Прощаясь со мной у калитки, Кавабата сказал:

– Мы решили основать новый литературный журнал. Он будет называться «Нинген». Это название должно вызвать широкий резонанс, как вы считаете? – Он улыбнулся. – Мы были бы рады, если бы вы приняли участие в издании журнала.

– У меня есть одна проблема, причем «человеческая, слишком человеческая».

– Какая?

– Я не знаю, о чем писать, сэнсэй. Во мне нет никакого энтузиазма, никакой энергии. Мне нечего сказать.

– Я пережил нечто подобное. Хотите, я дам вам совет? Пищите о себе. Мне кажется, вашему поколению необходима правдивая исповедь.

– Но это – мои проблемы. Что я могу написать о себе, если я не существую? Я не хочу рядиться в чужие маски.

– Вы недавно процитировали Ницше, упомянув о «бледном преступнике». Вы, наверное, знаете и это высказывание философа: «Лишь поэт, способный лгать сознательно и охотно, способен говорить правду».

Бредя в сумерках по глубокому снегу на станцию, я думал о том, что означала эта встреча с Кавабатой. Мы с ним разыграли сюжет басни «Журавль» , где он исполнял роль цапли, а я лисы. Впрочем, весь этот спектакль можно было еще назвать «Проверкой на человечность».

 

ГЛАВА 11

ФЕРНАНДО ПИНТОМЕНДЕС

На третий день моего пребывания в Бенаресе я попрощался с настоящим Тукуокой Ацуо, с которым ехал в одном такси, и вышел у центрального почтамта. Я приехал сюда, чтобы послать телеграмму моему издателю Нитте Хироси, но так и не сделал этого. Мое внимание привлек странный человек, лежавший на веранде поперек двери, ведущей в почтамт. Его наружность потрясла меня до такой степени, что я сразу же забыл о своих намерениях. Совершенно голый и лоснящийся от жира, как морская свинка, он блаженно улыбался, сознавая, что его огромных размеров половые органы привлекают к себе внимание собравшихся перед верандой зевак.

Я решил, что это еще один саддху, только необычно тучный и развязный. Вместе с другими зрителями я наблюдал, как этот святой человек пожирал пирожки с начинкой, в то время как молодой слуга массировал его спину и огромный зад. В массажисте я сразу же узнал моего Дзиндзо, юного акробата, о встрече с которым мечтал вчера, выйдя из Дома вдов. И вот теперь я снова увидел его. Юношу украшала гирлянда из цветов. Улыбаясь, он массировал тело толстого гиганта. Перед верандой стояла толпа людей, и я не мог подойти ближе.

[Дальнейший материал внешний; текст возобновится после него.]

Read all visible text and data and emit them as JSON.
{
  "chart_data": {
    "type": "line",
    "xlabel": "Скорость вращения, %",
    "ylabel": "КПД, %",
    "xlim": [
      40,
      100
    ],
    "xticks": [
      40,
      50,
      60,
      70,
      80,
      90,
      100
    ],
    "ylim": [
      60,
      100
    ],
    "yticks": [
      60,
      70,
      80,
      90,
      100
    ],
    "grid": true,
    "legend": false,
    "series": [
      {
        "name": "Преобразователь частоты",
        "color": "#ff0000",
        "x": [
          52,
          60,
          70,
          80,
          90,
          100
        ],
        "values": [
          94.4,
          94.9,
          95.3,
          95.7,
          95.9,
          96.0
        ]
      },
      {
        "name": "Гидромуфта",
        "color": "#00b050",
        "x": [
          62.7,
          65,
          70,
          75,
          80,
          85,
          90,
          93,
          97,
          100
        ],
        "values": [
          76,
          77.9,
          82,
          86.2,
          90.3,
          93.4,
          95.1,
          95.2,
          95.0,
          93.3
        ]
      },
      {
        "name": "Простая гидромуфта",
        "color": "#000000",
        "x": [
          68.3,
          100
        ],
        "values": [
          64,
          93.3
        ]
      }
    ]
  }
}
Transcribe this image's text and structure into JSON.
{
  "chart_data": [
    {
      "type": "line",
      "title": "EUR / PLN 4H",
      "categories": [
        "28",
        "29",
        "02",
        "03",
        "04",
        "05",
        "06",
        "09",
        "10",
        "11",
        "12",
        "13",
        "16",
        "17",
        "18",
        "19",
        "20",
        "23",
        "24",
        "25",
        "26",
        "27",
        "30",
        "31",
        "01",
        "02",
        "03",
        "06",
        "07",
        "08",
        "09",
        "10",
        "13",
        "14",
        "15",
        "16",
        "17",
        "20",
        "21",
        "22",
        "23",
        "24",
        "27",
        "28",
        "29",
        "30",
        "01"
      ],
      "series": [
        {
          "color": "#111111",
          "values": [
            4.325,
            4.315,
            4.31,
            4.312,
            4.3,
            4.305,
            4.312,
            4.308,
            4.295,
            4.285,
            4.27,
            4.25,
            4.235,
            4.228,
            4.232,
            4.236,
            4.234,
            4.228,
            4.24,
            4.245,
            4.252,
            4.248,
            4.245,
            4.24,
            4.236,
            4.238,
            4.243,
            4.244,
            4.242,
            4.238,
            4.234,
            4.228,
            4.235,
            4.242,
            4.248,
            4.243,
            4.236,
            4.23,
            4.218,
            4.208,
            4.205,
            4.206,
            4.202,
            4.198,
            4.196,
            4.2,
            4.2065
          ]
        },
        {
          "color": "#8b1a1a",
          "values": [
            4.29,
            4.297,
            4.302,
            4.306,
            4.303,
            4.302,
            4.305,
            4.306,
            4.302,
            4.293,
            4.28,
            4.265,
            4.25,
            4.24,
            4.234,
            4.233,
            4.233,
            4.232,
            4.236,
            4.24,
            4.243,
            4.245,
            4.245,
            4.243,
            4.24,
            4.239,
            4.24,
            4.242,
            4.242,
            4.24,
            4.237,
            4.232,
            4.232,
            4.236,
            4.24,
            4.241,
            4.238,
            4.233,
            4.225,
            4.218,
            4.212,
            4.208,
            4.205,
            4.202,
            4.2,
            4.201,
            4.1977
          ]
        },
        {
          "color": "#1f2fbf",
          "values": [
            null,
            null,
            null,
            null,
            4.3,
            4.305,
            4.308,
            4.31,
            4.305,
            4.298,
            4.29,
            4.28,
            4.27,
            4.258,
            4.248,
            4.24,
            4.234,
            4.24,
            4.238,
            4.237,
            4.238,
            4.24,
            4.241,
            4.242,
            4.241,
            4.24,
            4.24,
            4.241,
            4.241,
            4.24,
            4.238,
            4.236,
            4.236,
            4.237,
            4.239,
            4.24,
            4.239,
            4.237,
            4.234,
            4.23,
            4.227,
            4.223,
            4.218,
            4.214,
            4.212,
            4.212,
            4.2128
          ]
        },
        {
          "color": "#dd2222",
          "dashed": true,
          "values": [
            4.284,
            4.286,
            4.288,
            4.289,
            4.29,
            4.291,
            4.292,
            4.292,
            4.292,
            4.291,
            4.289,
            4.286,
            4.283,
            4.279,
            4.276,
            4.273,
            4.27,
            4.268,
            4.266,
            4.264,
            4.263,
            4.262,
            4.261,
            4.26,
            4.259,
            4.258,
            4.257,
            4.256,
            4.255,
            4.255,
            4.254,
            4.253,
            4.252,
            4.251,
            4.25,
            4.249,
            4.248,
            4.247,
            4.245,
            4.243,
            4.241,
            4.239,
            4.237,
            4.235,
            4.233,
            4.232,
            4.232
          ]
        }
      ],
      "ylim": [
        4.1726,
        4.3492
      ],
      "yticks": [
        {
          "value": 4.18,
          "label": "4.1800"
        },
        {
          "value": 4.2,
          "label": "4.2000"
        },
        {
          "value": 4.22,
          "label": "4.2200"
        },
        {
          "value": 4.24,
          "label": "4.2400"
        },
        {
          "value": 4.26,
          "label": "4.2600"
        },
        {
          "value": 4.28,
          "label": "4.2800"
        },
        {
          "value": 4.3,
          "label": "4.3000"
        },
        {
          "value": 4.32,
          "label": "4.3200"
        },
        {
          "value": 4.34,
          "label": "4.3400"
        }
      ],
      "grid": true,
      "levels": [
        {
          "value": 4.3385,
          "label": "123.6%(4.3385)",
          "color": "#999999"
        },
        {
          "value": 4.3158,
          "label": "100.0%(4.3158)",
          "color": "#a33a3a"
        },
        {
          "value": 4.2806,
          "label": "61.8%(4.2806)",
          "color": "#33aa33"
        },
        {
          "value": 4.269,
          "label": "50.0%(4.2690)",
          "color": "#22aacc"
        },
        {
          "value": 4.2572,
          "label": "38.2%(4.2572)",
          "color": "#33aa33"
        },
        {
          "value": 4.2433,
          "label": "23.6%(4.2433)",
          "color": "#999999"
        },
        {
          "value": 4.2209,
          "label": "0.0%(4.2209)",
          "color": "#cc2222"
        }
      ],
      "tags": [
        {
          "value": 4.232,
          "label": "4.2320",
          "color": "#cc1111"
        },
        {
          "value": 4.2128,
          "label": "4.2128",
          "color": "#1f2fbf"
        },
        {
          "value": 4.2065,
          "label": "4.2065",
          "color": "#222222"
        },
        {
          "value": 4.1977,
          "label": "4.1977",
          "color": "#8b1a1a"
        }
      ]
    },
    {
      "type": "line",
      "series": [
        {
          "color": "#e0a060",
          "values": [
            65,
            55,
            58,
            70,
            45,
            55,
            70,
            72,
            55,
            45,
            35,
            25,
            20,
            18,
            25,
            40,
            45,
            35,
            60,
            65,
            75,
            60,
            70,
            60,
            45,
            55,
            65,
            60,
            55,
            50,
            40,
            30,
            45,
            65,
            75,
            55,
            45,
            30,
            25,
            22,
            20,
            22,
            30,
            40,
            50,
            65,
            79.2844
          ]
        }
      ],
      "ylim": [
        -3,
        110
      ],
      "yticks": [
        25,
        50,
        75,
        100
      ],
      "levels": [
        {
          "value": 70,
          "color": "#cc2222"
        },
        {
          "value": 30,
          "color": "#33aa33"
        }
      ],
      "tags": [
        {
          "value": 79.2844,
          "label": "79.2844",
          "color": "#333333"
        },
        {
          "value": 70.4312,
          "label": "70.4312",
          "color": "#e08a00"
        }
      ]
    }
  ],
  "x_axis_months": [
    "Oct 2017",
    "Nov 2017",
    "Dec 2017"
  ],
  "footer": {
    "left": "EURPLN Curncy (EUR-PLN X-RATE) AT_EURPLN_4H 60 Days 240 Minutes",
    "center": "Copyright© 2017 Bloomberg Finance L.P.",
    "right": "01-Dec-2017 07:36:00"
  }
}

– Желаете насладиться этим зрелищем вблизи? – раздался рядом со мной знакомый голос.

Обернувшись, я увидел своего неизменного спутника – доктора Чэттерджи. На сей раз он был одет в хлопчатобумажную блузу и просторные шорты цвета хаки. От него несло перегаром. Доктор был пьян.

Саддху тем временем встал на ноги и осушил одну из стоявших на веранде банок, наполненных какой-то жидкостью. Доктор Чэттерджи похлопал ладонью по плечу возбужденного молодого брамина, державшего под мышкой свежий номер «Бомбей Таймс».

– Скажите, пожалуйста, что здесь происходит? – спросил он.

– Это агори, – ответил брамин. – Он пьет собственную мочу. Очень целебную жидкость.

Агори выплеснул остатки мочи из банки на зрителей.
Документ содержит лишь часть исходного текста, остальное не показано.